Secoli di narrazioni contrastanti e prove archeologiche difficili da riordinare in un disegno coerente hanno reso la storia delle origini swahili particolarmente difficile da ricostruire. Per provare a dirimere la questione, Kusimba e coautori hanno quindi pensato bene di analizzare il dna antico degli individui che hanno vissuto in questi luoghi negli ultimi mille anni. Dopo aver chiesto e ottenuto il permesso da parte delle comunità swahili contemporanee, gli studiosi hanno raccolto campioni di dna da 80 individui di cultura swahili vissuti tra il 1250 e il 1800 d.C e sepolti nei cimiteri di sei città swahili medievali. La raccolta di materiale genetico in questione comprendeva anche il più antico campione di dna swahili mai analizzato finora. Il dataset utilizzato per lo studio includeva inoltre le informazioni genetiche (tratte da studi precedenti) relative a individui contemporanei, di cui 93 di cultura swahili e circa 1200 provenienti da altre zone dell’Africa orientale e dall’Eurasia.
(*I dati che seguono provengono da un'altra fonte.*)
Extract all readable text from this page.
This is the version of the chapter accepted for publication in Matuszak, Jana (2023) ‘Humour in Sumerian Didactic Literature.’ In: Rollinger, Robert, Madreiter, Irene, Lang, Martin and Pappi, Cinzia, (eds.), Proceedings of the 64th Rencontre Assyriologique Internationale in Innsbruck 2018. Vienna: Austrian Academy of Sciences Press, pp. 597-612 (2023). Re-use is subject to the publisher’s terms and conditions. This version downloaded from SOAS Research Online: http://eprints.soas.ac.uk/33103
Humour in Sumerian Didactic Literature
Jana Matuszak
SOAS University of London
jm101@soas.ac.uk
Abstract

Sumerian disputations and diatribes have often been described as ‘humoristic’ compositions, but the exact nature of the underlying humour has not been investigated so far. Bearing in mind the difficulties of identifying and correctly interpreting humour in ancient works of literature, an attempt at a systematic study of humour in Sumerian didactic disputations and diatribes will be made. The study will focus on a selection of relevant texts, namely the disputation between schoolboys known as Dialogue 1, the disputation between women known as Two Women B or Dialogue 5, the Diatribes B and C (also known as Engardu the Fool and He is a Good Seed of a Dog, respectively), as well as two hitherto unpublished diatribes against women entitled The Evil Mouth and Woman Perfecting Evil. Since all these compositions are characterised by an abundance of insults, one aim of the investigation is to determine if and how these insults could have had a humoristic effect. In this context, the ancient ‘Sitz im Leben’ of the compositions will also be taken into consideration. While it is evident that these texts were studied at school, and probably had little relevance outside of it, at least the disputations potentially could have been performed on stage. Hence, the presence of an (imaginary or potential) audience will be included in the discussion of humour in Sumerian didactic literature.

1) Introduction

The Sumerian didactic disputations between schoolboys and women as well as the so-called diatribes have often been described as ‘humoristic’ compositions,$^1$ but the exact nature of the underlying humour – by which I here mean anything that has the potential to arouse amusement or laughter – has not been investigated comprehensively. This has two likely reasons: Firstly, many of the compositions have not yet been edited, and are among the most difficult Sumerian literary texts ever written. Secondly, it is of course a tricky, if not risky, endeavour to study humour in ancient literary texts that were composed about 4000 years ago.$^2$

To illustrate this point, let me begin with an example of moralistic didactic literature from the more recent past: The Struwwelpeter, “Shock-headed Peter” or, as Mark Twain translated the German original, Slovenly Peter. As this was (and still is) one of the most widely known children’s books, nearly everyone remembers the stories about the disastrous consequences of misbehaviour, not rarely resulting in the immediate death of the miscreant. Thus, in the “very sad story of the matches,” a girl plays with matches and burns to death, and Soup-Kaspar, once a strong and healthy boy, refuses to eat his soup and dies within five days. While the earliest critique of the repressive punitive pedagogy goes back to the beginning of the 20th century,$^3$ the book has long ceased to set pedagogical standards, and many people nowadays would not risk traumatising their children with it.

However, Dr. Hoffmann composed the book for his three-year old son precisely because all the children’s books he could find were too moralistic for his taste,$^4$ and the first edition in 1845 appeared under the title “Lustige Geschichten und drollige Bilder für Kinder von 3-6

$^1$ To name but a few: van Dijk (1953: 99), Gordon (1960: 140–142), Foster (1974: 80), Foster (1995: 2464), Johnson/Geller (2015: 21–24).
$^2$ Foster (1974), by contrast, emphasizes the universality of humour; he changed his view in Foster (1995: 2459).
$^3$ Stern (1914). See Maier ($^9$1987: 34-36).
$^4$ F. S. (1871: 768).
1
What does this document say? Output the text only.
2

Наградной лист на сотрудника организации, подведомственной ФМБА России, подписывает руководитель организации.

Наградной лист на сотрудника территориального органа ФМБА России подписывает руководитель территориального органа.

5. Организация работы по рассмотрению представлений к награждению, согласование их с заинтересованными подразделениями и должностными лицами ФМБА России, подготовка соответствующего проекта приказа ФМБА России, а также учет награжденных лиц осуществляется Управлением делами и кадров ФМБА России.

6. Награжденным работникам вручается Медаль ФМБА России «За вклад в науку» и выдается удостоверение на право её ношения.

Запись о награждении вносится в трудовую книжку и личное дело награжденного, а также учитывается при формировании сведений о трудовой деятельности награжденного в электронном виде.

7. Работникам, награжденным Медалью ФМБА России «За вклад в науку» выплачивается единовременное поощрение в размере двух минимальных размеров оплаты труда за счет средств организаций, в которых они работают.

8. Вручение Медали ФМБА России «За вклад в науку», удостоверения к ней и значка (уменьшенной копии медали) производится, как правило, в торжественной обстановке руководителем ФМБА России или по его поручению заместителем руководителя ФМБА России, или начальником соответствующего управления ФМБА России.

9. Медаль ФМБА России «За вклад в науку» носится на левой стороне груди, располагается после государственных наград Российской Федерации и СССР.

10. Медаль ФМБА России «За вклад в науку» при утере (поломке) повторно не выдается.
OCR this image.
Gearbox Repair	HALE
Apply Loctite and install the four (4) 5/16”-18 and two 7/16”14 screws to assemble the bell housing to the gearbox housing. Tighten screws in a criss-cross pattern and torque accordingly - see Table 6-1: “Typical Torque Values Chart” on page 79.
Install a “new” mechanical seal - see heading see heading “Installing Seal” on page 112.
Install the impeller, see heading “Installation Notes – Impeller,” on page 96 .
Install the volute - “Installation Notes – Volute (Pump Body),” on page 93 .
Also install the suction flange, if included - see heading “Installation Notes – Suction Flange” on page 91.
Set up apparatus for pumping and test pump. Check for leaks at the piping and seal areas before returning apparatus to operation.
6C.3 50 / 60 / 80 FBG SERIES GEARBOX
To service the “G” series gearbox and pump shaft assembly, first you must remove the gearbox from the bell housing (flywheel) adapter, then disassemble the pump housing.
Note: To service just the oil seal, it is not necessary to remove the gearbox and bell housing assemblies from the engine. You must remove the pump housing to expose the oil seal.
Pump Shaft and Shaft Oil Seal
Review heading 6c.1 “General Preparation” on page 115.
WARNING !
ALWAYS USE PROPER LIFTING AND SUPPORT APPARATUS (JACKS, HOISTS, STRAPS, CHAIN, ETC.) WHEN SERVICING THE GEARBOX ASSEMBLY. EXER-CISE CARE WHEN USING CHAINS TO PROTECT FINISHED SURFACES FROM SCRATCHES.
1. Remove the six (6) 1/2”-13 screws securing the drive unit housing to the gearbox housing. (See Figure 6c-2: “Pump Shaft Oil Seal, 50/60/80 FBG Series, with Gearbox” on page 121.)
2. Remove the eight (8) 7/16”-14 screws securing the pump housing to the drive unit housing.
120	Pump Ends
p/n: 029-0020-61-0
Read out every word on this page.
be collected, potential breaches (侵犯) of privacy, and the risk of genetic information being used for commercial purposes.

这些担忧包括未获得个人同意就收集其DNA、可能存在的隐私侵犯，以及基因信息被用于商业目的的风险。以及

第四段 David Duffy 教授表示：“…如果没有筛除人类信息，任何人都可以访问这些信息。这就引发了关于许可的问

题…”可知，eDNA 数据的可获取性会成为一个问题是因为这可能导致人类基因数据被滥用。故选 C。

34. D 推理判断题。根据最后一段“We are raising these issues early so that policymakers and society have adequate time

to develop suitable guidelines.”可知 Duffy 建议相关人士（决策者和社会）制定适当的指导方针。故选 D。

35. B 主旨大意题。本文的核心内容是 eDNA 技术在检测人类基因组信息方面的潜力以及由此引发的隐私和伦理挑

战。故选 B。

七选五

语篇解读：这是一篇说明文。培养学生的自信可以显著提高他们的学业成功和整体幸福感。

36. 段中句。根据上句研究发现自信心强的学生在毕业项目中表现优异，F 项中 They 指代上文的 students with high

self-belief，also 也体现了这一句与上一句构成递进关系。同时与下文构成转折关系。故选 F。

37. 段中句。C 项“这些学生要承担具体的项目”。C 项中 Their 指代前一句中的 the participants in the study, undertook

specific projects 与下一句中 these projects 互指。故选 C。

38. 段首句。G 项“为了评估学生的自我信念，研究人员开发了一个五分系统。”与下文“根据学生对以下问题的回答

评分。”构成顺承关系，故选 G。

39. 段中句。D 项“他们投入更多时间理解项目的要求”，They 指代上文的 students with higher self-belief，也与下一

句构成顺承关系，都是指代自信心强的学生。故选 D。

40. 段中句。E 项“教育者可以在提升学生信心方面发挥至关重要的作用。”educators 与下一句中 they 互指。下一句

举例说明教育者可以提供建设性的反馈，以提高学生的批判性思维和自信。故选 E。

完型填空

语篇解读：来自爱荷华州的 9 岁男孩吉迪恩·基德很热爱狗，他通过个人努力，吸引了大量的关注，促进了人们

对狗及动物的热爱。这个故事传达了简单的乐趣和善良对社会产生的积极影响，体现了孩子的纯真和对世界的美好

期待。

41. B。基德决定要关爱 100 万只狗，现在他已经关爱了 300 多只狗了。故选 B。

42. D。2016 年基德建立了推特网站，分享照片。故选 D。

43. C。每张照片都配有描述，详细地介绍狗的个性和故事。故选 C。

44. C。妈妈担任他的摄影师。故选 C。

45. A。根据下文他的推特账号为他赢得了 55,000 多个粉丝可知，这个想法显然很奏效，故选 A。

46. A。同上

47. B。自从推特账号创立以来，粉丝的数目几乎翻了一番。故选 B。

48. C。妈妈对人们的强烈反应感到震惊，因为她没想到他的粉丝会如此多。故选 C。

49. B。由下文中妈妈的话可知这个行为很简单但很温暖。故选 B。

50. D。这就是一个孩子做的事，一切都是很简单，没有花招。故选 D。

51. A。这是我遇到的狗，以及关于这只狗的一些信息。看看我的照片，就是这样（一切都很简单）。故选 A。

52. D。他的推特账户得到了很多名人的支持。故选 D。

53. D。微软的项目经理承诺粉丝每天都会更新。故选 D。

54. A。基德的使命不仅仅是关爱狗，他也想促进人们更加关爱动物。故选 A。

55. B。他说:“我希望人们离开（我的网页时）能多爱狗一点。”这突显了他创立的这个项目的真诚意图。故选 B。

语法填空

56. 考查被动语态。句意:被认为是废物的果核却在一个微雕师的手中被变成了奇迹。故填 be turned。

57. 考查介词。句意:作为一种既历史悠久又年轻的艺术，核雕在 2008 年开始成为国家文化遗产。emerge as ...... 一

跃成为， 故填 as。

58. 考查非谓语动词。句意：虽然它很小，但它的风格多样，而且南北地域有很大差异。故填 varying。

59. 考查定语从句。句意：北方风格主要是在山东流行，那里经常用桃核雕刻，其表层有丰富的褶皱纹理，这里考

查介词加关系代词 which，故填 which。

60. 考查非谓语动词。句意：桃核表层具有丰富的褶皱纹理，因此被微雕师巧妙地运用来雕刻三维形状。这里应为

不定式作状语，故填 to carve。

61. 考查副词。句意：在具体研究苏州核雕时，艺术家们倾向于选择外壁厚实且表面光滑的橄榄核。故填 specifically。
L’analisi dei genomi antichi conferma quanto riportato dalle tradizioni orali swahili, stando alle quali le città di pietra furono costruite intorno all’anno 1000 d.C., con l’arrivo dei mercanti persiani. Allo stesso tempo, la doppia discendenza asiatica-africana rintracciata nel patrimonio genetico degli individui medievali contraddice le narrazioni perpetuate dall’archeologia coloniale e nega quindi che i popoli mediorientali fossero gli unici veri responsabili della cultura swahili. Quest’evidenza è confermata dai risultati degli studi archeologici che hanno permesso di datare le prime tracce riconducibili alla cultura swahili a un periodo antecedente all’arrivo delle popolazioni mediorientali.

I risultati dello studio hanno inoltre permesso di appurare che la componente mediorientale nel patrimonio genetico degli individui swahili medievali sia stata tramandata prevalentemente da individui di sesso maschile; al contrario, la quasi totalità dei tratti genetici africani sembra essere stata ereditata da antenate donne. Gli autori hanno incrociato quest’evidenza con i dati storici e archeologici che dimostrano che all’epoca della comparsa dei primi villaggi swahili, cioè prima dell’arrivo dei coloni dall’Asia, l’organizzazione sociale fosse matriarcale e matrilocale. È probabile, quindi, che la popolazione africana e quella persiana siano entrate inizialmente in contatto per via degli scambi commerciali e che, successivamente, abbiano cominciato a formarsi anche legami familiari tra le donne a capo delle comunità locali e i mercanti persiani. Ne consegue che queste nuove famiglie miste siano diventate molto potenti dal punto di vista economico e sociale; inoltre, l’organizzazione matriarcale e matrilocale delle comunità medievali dell’Africa orientale spiega il fatto che i figli nati da queste unioni abbiano conservato la cultura e la lingua materna.

Il prossimo obiettivo di Kusimba è quello di campionare altri dna antichi per ricostruire ancora più nel dettaglio gli incontri e gli eventi che hanno dato vita a un gruppo di popolazioni incredibilmente ampio e diversificato dal punto di vista socioeconomico come quello swahili. Resta inoltre ancora da chiarire se le popolazioni mediorientali e africane si siano incontrate e unite dapprima in un unico luogo – per poi espandersi lungo tutta la costa orientale – o se le prime famiglie miste siano comparse contemporaneamente e indipendentemente in località diverse.

Vale la pena sottolineare, infine, l’importanza di una collaborazione proficua e rispettosa tra ricercatori e popolazioni locali, le quali sono state coinvolte in tutte le fasi dello studio, fin dalla sua progettazione. Solo grazie a un patto di fiducia tra scienziati e cittadini, senza il quale sarebbe impossibile svolgere qualsiasi attività di ricerca in maniera eticamente corretta, è stato finalmente possibile iniziare a decolonizzare la storia delle origini swahili.